Al presidente della Repubblica Dominicana Leonel Fernández
Appello dall’Italia al Presidente della Repubblica Dominicana Leonel Fernández affinché si attivi per proteggere l’incolumità di Narciso Isa Conde e della sua famiglia e perché impedisca la realizzazione del piano criminale colombiano-statunitense volto all’eliminazione del noto dirigente comunista dominicano.
Narciso Isa Conde, intellettuale e dirigente della sinistra rivoluzionaria dominicana, già Segretario Generale del Partito Comunista Dominicano, figura storica nel suo paese nella lotta contro l’imperialismo statunitense, ha partecipato attivamente nel 1965 alla Rivoluzione di Aprile che aveva l’intento di riportare al governo il presidente legittimo Juan Bosch, deposto da un colpo di Stato realizzato con l’intervento degli Stati Uniti a soli sette mesi dalla sua elezione. Isa Conde ha sofferto per questa attiva partecipazione alla liberazione del suo paese il carcere, la persecuzione e l’esilio.
Egli, sempre coerente nel suo costante impegno rivoluzionario caratterizzato dalla solidarietà internazionalista verso i movimenti di liberazione dei popoli oppressi, non ha mai discriminato nessuna forma di lotta, incluso quella del popolo colombiano. Attualmente fa parte della presidenza collettiva del Movimento Continentale Bolivariano e da anni si batte per una soluzione politica e negoziata del conflitto contrapposta alla soluzione militare di “sicurezza democratica” perseguita dal governo di Álvaro Uribe. Egli inoltre da tempo denuncia i crimini e le violenze che impunemente vengono commesse in Colombia dai paramilitari e dallo stesso esercito colombiano.
Per questo è oggetto attualmente di una campagna di diffamazione basata su falsità e montata con l’appoggio dei media filogovernativi. Recentemente Álvaro Uribe lo ha definito “leader terrorista”.
Narciso Isa Conde continua oggi a denunciare piani criminali per attentare alla sua vita organizzati dal governo di Álvaro Uribe Vélez e dai suoi apparati militari e paramilitari in combutta con la Cia.
E’ già stato oggetto a Santo Domingo di due attentati che soltanto per il sangue freddo degli uomini della sua scorta, e per la folla presente in quel momento, fortunatamente non sono riusciti. Nel mese di maggio dello scorso anno, sua moglie, mentre si trovava nell’aeroporto di Miami in transito verso altra destinazione, è stata fermata e ammanettata dalle autorità statunitensi e obbligata a ritornare nel suo paese applicandole le norme più restrittive delle leggi migratorie in quanto parente di un “sostenitore del terrorismo”. Il divieto di transito negli Stati Uniti è stato esteso anche ai figli di Isa Conde.

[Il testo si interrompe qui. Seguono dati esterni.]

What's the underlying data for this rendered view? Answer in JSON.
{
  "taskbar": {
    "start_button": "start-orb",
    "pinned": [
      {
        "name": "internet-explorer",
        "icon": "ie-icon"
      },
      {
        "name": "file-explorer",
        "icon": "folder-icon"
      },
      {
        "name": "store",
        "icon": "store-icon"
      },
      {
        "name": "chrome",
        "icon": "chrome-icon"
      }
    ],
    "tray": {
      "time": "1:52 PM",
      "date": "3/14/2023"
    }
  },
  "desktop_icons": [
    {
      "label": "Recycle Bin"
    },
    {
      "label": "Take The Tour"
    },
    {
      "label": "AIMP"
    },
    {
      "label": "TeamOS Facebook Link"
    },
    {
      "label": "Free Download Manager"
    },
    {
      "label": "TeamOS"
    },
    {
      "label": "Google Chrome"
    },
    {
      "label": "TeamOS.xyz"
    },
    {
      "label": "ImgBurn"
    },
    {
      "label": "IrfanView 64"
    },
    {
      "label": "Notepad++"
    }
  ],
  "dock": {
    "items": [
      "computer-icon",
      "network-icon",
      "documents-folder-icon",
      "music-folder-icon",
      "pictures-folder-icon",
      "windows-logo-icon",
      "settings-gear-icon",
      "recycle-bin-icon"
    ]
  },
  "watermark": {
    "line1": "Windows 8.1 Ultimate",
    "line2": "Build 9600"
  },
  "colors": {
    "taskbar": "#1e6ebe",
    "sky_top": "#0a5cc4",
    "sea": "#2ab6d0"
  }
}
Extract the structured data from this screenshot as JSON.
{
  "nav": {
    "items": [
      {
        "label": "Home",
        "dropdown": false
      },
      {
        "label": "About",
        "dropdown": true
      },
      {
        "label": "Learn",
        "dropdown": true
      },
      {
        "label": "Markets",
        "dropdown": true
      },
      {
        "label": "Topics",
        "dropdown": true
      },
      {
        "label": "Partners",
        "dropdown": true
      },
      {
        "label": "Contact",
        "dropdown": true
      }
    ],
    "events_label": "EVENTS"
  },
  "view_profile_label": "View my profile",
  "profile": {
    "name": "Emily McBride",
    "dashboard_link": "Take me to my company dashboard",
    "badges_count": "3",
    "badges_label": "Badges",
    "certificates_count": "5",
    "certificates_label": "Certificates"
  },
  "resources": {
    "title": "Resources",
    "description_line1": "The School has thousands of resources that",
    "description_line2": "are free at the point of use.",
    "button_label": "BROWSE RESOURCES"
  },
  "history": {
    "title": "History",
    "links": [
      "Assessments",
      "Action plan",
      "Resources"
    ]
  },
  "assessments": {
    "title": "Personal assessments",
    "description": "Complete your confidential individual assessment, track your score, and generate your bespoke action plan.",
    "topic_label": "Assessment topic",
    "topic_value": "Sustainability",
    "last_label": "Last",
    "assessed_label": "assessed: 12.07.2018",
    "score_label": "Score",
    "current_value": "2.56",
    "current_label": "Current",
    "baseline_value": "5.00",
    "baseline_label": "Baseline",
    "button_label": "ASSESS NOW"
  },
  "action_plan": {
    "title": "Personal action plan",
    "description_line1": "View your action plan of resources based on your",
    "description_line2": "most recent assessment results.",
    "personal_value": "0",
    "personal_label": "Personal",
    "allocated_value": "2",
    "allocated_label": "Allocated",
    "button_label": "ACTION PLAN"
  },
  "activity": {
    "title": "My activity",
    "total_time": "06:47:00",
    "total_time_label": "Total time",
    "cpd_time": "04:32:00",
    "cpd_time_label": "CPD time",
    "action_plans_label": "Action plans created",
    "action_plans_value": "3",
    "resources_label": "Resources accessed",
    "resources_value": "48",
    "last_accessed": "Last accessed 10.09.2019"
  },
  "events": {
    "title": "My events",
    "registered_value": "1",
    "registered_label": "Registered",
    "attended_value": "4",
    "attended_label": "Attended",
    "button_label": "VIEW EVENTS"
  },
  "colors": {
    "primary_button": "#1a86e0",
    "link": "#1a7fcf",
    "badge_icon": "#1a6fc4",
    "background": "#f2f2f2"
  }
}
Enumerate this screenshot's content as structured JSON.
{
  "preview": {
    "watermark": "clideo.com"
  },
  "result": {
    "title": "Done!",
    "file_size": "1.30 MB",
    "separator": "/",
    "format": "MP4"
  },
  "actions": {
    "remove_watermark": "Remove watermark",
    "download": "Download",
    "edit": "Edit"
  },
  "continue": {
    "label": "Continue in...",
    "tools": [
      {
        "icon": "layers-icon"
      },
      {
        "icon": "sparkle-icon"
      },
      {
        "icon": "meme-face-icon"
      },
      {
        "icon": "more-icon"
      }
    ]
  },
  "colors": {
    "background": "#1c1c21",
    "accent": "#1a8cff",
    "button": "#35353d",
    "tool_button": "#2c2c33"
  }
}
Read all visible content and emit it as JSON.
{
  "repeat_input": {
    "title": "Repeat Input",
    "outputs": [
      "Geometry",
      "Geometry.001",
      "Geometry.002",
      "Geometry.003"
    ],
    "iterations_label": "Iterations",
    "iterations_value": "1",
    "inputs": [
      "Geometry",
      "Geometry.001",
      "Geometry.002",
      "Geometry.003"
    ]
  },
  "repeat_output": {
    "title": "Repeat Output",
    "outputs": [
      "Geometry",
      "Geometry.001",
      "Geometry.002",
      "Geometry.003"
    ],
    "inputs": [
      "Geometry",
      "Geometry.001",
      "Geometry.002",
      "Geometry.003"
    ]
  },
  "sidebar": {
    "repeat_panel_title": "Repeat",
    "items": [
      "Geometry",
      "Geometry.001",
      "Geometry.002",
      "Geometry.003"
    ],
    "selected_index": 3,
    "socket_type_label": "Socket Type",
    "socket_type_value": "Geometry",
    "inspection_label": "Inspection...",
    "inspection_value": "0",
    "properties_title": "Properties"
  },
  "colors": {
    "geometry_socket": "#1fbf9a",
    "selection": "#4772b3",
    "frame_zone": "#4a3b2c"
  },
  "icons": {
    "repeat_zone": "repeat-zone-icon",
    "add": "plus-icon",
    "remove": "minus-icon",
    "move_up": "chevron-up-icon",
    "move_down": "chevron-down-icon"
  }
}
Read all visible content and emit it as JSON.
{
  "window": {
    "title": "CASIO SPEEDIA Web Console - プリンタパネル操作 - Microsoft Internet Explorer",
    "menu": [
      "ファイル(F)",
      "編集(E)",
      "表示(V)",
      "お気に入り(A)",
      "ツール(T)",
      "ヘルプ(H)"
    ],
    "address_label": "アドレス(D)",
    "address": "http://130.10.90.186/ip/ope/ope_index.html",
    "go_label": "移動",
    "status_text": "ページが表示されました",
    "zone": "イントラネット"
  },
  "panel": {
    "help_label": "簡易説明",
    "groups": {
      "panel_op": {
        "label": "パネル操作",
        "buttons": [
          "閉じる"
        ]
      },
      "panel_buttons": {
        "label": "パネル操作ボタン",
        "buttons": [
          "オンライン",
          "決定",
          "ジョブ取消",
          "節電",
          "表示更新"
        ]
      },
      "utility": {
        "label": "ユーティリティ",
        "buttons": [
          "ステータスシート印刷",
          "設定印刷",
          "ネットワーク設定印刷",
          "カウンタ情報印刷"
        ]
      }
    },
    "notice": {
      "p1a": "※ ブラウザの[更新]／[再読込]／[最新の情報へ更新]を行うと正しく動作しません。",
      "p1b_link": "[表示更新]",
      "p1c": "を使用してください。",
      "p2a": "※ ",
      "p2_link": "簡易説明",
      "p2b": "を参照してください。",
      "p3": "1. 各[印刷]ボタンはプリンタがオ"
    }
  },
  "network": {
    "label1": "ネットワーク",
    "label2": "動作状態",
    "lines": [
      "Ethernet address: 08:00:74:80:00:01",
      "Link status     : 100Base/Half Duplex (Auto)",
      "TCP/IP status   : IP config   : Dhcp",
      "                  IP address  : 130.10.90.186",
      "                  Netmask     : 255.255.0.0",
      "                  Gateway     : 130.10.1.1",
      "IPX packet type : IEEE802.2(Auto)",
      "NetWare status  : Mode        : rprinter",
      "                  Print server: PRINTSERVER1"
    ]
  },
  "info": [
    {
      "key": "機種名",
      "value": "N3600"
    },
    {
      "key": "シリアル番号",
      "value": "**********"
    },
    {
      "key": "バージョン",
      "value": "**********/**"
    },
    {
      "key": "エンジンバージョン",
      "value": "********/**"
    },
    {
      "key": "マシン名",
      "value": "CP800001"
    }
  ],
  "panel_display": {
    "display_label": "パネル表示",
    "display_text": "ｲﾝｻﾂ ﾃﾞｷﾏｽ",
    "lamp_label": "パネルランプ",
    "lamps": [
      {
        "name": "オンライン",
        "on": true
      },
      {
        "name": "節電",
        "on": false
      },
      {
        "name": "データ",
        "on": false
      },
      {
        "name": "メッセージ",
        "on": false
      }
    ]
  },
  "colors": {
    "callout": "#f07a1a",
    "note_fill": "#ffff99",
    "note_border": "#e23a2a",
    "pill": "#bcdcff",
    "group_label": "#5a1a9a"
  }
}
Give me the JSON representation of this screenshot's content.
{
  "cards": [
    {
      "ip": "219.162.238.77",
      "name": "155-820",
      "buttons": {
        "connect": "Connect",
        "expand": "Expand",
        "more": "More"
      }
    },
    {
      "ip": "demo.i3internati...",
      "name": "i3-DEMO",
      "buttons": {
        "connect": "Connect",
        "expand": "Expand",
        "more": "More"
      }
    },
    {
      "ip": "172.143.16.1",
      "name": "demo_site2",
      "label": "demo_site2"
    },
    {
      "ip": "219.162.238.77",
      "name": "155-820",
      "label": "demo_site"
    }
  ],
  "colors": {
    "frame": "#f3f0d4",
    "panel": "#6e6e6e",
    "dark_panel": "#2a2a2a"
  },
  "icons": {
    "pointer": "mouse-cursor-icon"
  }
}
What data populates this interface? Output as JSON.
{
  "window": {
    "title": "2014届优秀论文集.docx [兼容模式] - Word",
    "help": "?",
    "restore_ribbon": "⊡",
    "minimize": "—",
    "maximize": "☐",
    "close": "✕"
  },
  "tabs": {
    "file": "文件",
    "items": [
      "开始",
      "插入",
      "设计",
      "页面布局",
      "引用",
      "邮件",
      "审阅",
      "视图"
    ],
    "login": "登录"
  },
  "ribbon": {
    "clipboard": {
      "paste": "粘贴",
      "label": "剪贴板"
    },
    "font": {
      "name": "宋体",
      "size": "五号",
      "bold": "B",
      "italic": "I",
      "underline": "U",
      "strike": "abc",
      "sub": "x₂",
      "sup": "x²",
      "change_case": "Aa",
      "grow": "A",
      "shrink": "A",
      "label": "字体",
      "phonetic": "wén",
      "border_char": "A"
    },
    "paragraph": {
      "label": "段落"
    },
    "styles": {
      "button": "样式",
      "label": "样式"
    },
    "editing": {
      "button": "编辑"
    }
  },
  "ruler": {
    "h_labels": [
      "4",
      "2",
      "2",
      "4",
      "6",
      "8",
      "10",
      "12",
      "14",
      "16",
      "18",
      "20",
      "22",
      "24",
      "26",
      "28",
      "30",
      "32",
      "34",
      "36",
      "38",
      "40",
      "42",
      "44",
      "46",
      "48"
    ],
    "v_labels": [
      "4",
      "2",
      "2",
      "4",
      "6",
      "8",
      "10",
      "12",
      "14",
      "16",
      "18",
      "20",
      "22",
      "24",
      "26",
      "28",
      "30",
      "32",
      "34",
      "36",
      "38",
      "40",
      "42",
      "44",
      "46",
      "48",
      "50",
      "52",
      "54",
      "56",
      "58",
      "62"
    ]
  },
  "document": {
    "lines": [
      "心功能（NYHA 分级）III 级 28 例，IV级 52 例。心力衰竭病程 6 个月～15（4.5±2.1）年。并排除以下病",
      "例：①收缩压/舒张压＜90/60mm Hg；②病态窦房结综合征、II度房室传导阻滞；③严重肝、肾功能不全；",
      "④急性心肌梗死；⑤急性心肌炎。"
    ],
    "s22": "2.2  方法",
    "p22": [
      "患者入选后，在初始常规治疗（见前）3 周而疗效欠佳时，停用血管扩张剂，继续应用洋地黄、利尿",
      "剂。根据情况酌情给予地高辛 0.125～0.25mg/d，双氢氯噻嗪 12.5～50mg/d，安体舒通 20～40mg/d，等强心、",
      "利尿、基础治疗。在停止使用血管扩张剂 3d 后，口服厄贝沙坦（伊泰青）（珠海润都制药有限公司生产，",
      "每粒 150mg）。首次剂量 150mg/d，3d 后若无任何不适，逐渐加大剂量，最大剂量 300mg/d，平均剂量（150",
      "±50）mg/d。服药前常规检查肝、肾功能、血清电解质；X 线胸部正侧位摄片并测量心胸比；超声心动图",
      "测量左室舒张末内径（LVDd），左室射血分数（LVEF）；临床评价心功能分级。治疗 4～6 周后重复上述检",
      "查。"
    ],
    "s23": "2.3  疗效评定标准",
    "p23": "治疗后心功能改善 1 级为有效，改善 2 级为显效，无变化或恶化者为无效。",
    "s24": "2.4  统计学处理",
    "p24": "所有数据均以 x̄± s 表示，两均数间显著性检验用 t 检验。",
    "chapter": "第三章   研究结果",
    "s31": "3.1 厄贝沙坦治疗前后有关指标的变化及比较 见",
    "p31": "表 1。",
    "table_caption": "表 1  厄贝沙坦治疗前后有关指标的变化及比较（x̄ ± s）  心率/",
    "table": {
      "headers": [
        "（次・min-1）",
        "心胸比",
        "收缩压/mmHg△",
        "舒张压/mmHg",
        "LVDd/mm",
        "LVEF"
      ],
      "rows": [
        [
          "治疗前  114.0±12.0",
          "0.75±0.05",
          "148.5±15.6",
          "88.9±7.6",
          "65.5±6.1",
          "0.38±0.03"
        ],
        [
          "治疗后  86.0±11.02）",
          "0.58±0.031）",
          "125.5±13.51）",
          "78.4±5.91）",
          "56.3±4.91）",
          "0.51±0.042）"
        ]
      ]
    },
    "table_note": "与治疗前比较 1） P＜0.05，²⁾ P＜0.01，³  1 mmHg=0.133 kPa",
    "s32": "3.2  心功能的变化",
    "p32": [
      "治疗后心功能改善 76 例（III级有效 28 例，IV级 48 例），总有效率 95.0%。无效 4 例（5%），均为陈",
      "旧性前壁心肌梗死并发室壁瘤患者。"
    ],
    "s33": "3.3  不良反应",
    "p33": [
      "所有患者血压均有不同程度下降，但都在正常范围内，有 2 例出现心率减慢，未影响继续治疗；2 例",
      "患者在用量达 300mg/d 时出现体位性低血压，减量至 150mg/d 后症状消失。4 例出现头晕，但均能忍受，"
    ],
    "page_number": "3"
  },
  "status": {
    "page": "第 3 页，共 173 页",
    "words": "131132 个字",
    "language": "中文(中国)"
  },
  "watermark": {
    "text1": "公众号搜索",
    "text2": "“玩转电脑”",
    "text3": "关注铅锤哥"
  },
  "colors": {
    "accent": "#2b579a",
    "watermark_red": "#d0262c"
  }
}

Sappiamo che lo stesso Presidente Leonel Fernández è già al corrente di questi fatti e ha assicurato che avrebbe fatto il possibile per chiarire le circostanze in cui sono avvenuti.
Secondo le denunce dello stesso Isa Conde, , già rese pubbliche alla stampa, in tali piani criminali vi sarebbero coinvolti una diplomatica di nazionalità colombiano-statunitense di cognome Arena, funzionaria dell’ambasciata degli Stati Uniti in Repubblica Dominicana, l’addetto militare dell’ambasciata colombiana e il generale Mario Montoya attualmente ambasciatore colombiano in Repubblica Dominicana (sul quale pendono gravissime accuse di collusione con i paramilitari nella realizzazione del massacro di San José de Apartadó ed altri).
Chiediamo pertanto al Presidente Fernández, attraverso la rappresentanza diplomatica della Repubblica Dominicana in Italia:
- che adotti misure valide sia a livello nazionale che internazionale volte alla protezione della vita di Narciso Isa Conde,
- che intraprenda indagini serie ed accurate sulle denunce emesse dallo stesso Isa Conde e che le renda note quanto prima,
- che si attivi presso le autorità statunitensi per chiarire e risolvere la posizione migratoria di lui e della sua famiglia e che venga pertanto assicurato loro il diritto a viaggiare e agli spostamenti.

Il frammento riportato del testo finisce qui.